Очевидно, пожалуй, одно: чтение великих авторов, усилия мысли, изучение трудов гениальных ученых не обязательно делают человека умным, но риск чрезвычайно велик. Разумеется, есть люди, читавшие Платона и Фрейда, умеющие порассуждать о кварках и отличить сокола от пустельги, но при этом они замечательно сохранились, оставшись полными кретинами. И тем не менее, часто получая подпитку извне, регулярно погружаясь в благоприятную среду, ум приобретает силы для развития в точности так же, как любая болезнь. Ибо ум есть болезнь».

Антуан дочитал до конца. Он захлопнул тетрадь и оглядел друзей, словно ученый, который только что представил потрясенным коллегам разгадку величайшей тайны науки.

* * *

Ганджа разразился хохотом и не мог остановиться весь вечер; человек, сидевший за соседним столиком, протянул ему пачку сигарет: видимо, блеющие звуки, которые издавал Ганджа, означали на исландском языке что-то вроде: «Не найдется ли у вас закурить?» И каждый раз, когда на него снова нападал смех, любезный исландец угощал его сигаретой. Родольф обратил внимание докладчика на то, что ему не потребуется чрезмерных усилий, чтобы стать идиотом.
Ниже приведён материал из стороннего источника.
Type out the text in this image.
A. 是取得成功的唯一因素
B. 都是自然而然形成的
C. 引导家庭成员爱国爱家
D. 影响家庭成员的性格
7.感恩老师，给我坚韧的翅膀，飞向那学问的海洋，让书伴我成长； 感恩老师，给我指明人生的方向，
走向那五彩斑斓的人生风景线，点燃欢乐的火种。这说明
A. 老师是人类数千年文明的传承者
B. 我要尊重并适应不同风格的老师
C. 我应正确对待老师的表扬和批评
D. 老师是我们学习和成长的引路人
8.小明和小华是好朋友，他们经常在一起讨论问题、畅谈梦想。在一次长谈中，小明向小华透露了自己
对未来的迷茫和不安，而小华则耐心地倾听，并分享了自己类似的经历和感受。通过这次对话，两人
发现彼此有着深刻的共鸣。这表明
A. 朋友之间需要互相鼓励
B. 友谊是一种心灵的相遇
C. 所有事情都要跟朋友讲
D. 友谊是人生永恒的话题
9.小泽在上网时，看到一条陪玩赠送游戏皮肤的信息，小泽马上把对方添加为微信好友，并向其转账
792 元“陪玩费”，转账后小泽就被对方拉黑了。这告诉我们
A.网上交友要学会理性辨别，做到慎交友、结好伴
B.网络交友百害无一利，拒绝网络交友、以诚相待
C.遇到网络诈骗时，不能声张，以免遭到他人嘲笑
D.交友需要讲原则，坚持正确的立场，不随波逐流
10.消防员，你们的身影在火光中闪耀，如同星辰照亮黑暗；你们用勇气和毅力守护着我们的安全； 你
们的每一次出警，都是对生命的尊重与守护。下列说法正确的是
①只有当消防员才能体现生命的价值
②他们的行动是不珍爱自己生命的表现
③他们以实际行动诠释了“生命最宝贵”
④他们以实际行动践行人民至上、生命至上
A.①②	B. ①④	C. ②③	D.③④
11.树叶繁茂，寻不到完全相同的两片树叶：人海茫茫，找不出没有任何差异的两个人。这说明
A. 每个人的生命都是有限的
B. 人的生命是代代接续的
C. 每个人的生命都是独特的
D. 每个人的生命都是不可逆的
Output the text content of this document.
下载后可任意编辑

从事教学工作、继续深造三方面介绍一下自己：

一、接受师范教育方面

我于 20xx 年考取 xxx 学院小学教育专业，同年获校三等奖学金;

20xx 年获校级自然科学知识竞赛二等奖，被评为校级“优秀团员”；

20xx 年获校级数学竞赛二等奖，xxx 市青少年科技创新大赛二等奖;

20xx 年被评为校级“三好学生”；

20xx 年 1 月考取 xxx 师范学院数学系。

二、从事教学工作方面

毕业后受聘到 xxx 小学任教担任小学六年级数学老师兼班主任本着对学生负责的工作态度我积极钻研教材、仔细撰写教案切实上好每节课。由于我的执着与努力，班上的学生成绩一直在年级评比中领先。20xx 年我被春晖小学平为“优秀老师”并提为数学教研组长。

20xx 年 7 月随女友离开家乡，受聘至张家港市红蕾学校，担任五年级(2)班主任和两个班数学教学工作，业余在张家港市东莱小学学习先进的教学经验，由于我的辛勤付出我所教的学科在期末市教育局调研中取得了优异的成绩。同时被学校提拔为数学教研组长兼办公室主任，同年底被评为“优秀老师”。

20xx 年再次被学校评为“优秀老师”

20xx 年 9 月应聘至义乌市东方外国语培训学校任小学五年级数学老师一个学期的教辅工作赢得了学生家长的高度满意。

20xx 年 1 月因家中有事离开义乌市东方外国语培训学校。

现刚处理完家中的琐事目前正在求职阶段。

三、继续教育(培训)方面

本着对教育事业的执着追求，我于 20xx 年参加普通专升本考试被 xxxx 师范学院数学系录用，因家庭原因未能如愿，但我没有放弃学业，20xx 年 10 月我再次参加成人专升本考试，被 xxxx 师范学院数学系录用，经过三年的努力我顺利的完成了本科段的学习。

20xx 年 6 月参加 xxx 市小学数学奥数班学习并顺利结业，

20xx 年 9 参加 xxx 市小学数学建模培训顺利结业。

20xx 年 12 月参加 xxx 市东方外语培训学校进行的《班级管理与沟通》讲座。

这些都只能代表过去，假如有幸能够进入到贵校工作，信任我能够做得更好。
Шарлотта сочувственно взяла Антуана за руку. Ас был просто ошарашен и смотрел на него вытаращив глаза.

Ища у друзей понимания, Антуан стал оправдываться, объяснять, что он не в силах заставить себя не думать и не пытаться все понять, поэтому чувствует себя очень несчастным. Если бы хоть эти штудии дарили ему радость золотоискателя… Но золото, которое он находил, цветом и тяжестью смахивало на свинец. Мозг не давал ему ни минуты передышки, мешал уснуть бесконечными вопросами, будил среди ночи сомнениями или горькими мыслями. Он поведал друзьям, что ему уже давно ничего не снится, даже кошмары, настолько он и во сне поглощен индукцией и дедукцией. От непрерывной работы голова пухла, и Антуану жилось совсем худо. Вот ему и захотелось на время стать безголовым, легкомысленным и, главное, восхитительно невежественным во всем, что касается истин, причин и подлинной сути… Он изнемог от постоянного невольного наблюдения за себе подобными, из-за чего у него со страшной силой развивается цинизм. Ему хочется жить, не постигать законы жизни, а просто жить.

Он напомнил о своем неудачном дебюте в качестве алкоголика и в порыве откровенности рассказал о провалившемся проекте самоубийства. Отныне глупость была его последним шансом. Он пока не знал, как станет действовать, но намеревался собрать волю в кулак и твердо идти к цели. Понизить градус своего интеллектуального хмеля, избавиться от максимализма и от нелепого предрассудка, будто надо во всем докапываться до истины. Антуан не собирался стать полным кретином, он лишь хотел слега разбавить свой разум, развести его здоровой примесью жизни, расслабиться и прекратить анализировать и разбирать по косточкам все подряд. Его ум всегда был быстрым зорким орлом, с цепкими когтями и острым клювом. Пусть научится теперь быть журавлем, величественно парить, отдаваться воле ветров, ценить жар солнца и красоту земли.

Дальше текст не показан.